We all know we are to wash our hands on the way in, and out, of patients’ rooms. This practice is our front line of defense against the spread of numerous potentially lethal diseases. Yet, many clinicians, as well as ancillary hospital personnel, repeatedly fail to abide by this rule, thinking that ‘this one time won’t hurt anything.’ Whether it’s the nurse who rushes into a patient’s room to stop a beeping IV pole or the doctor who eyes a family member in the room and makes a beeline to discuss the discharge plan, all of us have been guilty of entering or leaving a patient’s room without following appropriate infection control standards.
Or, how many times have you followed the protocol meticulously, at least initially, and removed your gown and gloves and washed your hands on your way out the door when the patient remembers another question, or asks you to hand him something that leads to more contact with him or his surroundings? You already washed your hands once, so must you really do it again? After all, what is the likelihood that you pick up (or pass along) any germs anyway? Sometimes, more than we realize. Something as simple as handing a patient his nurses’ call button can expose us to enough C. difficile spores to cause infection in us or others we come into contact with unwittingly. So wash those hands, and wash them again if you touch anything in a patient’s room, even if it is not the patient himself.

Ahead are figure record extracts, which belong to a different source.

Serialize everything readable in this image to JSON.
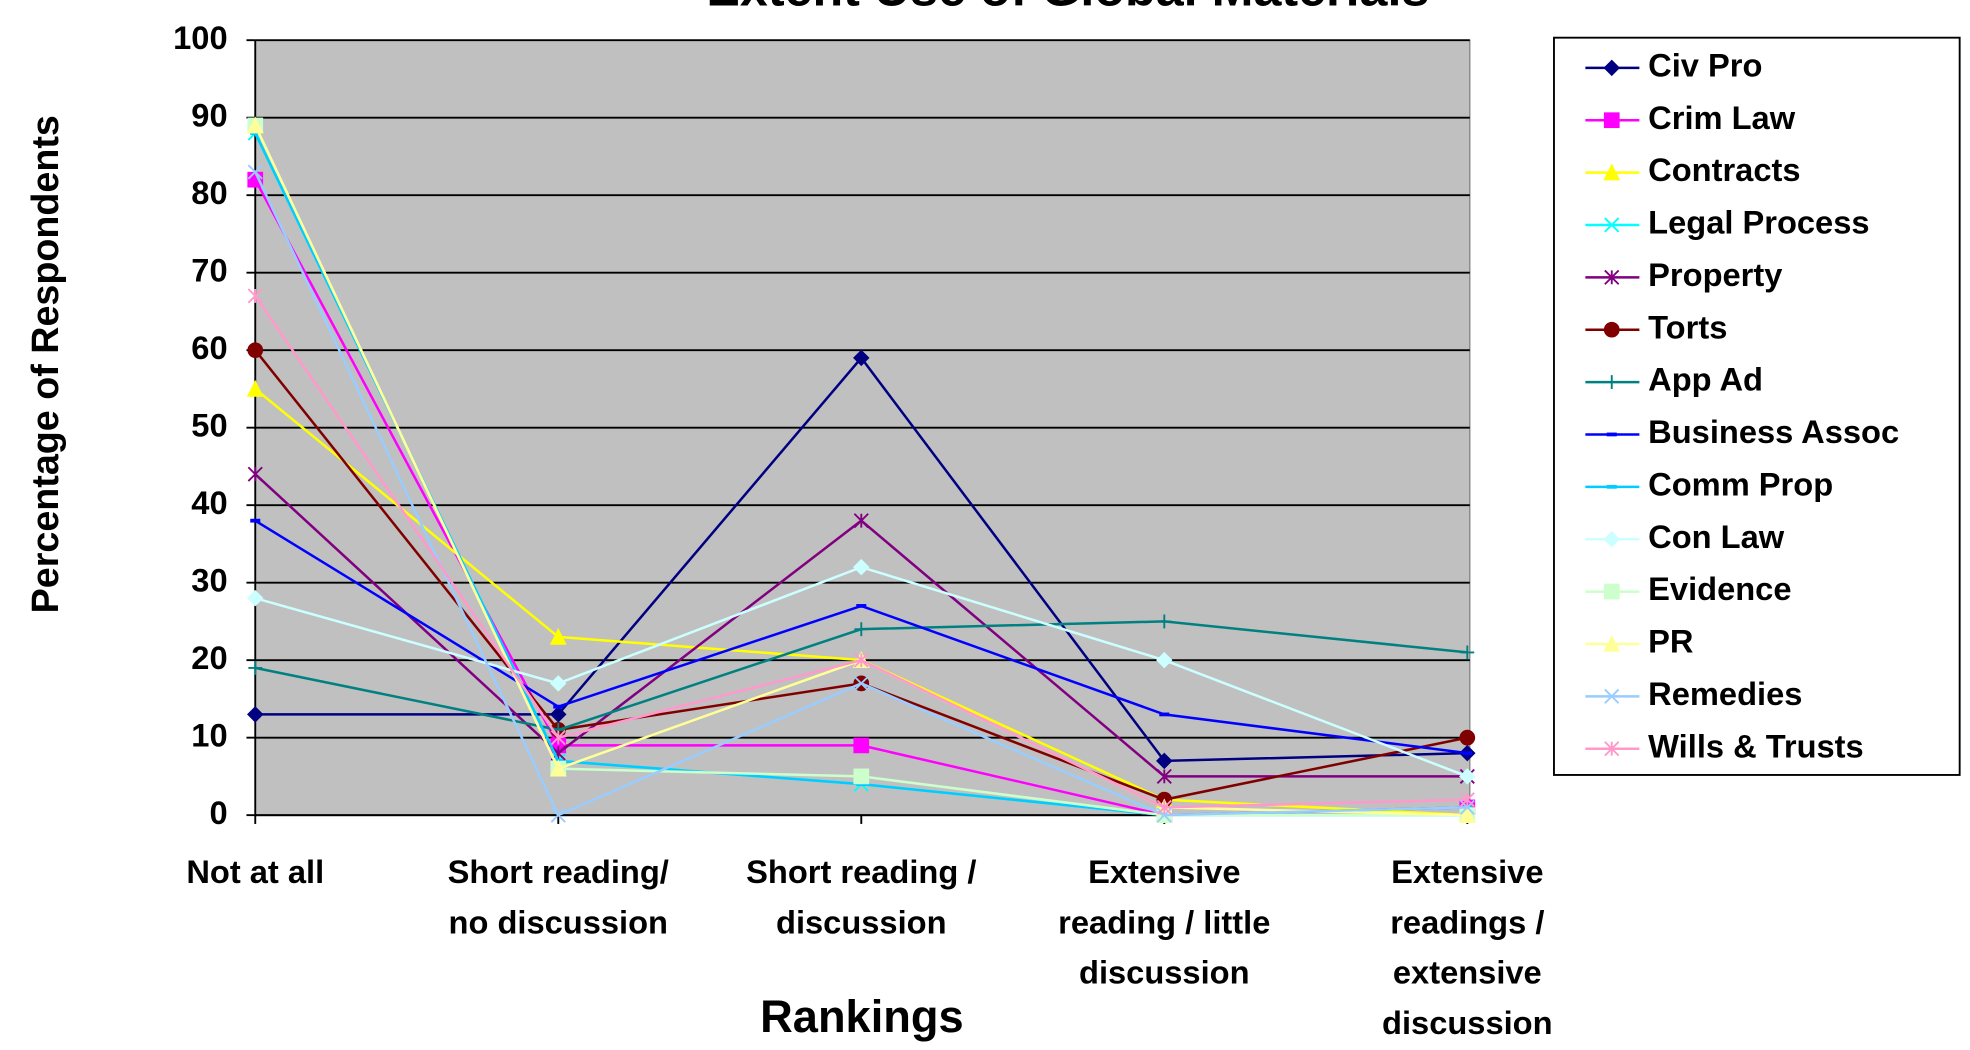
{
  "chart_data": {
    "type": "line",
    "title": "Extent Use of Global Materials",
    "x_label": "Rankings",
    "y_label": "Percentage of Respondents",
    "categories": [
      "Not at all",
      "Short reading/\nno discussion",
      "Short reading /\ndiscussion",
      "Extensive\nreading / little\ndiscussion",
      "Extensive\nreadings /\nextensive\ndiscussion"
    ],
    "ylim": [
      0,
      100
    ],
    "yticks": [
      0,
      10,
      20,
      30,
      40,
      50,
      60,
      70,
      80,
      90,
      100
    ],
    "grid": true,
    "legend": "right",
    "series": [
      {
        "name": "Civ Pro",
        "color": "#000080",
        "marker": "diamond",
        "values": [
          13,
          13,
          59,
          7,
          8
        ]
      },
      {
        "name": "Crim Law",
        "color": "#ff00ff",
        "marker": "square",
        "values": [
          82,
          9,
          9,
          0,
          1
        ]
      },
      {
        "name": "Contracts",
        "color": "#ffff00",
        "marker": "triangle",
        "values": [
          55,
          23,
          20,
          2,
          0
        ]
      },
      {
        "name": "Legal Process",
        "color": "#00ffff",
        "marker": "x",
        "values": [
          88,
          7,
          4,
          0,
          0
        ]
      },
      {
        "name": "Property",
        "color": "#800080",
        "marker": "star",
        "values": [
          44,
          8,
          38,
          5,
          5
        ]
      },
      {
        "name": "Torts",
        "color": "#800000",
        "marker": "circle",
        "values": [
          60,
          11,
          17,
          2,
          10
        ]
      },
      {
        "name": "App Ad",
        "color": "#008080",
        "marker": "plus",
        "values": [
          19,
          11,
          24,
          25,
          21
        ]
      },
      {
        "name": "Business Assoc",
        "color": "#0000ff",
        "marker": "dash",
        "values": [
          38,
          14,
          27,
          13,
          8
        ]
      },
      {
        "name": "Comm Prop",
        "color": "#00ccff",
        "marker": "dash",
        "values": [
          88,
          7,
          4,
          0,
          1
        ]
      },
      {
        "name": "Con Law",
        "color": "#ccffff",
        "marker": "diamond",
        "values": [
          28,
          17,
          32,
          20,
          5
        ]
      },
      {
        "name": "Evidence",
        "color": "#ccffcc",
        "marker": "square",
        "values": [
          89,
          6,
          5,
          0,
          0
        ]
      },
      {
        "name": "PR",
        "color": "#ffff99",
        "marker": "triangle",
        "values": [
          89,
          6,
          20,
          1,
          0
        ]
      },
      {
        "name": "Remedies",
        "color": "#99ccff",
        "marker": "x",
        "values": [
          83,
          0,
          17,
          0,
          1
        ]
      },
      {
        "name": "Wills & Trusts",
        "color": "#ff99cc",
        "marker": "star",
        "values": [
          67,
          10,
          20,
          1,
          2
        ]
      }
    ]
  }
}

Direct observation (AKA “Secret Santas”) can provide invaluable information about adherence to hand hygiene among health care workers and providing feedback is key. This can be unit based, group based, and even provider based. Once collected, this information should be used to drive changes in behavior, which could be punitive or positive; each hospital should decide how to best use its data.
Visitor contact is another important issue and not everyone agrees on how to enforce, or whether to even try to enforce, infection control procedures. The Society for Healthcare Epidemiology of America (SHEA) has several helpful pocket guidelines to address this and other infection control issues. For instance, the society recommends that hospitals consider adopting guidelines to minimize horizontal transmission by visitors, though these guidelines should be feasible to enforce. Factors such as the specific organism and its potential to cause harm are important to consider when developing these guidelines. For instance, the spouse of a patient admitted with influenza has likely already been exposed, and postexposure prophylaxis may be more feasible to her than wearing an uncomfortable mask during an 8-hour hospital visit.
A pharmacy stewardship program is another invaluable infection control tool. With this model, a group of pharmacists, under the direction of an infectious disease specialist, reviews culture results daily and makes recommendations to the physician regarding narrowing antibiotic coverage. I greatly appreciate receiving calls to notify me that the final culture results are in long before I would have actually seen them myself. This allows me to adjust antibiotics in a timely fashion, thus reducing the emergence of drug-resistant organisms or precipitating an unnecessary case of C. difficile.
In addition, written guidelines should be established for indwelling catheters, both urinary and venous. The indication for continued use should be reassessed daily; a computer alert that requires a response is very helpful, as is a call from the friendly floor nurse asking, “Does this patient really still need his catheter?”
Infection control is everyone’s responsibility and we all need to work together toward this common goal.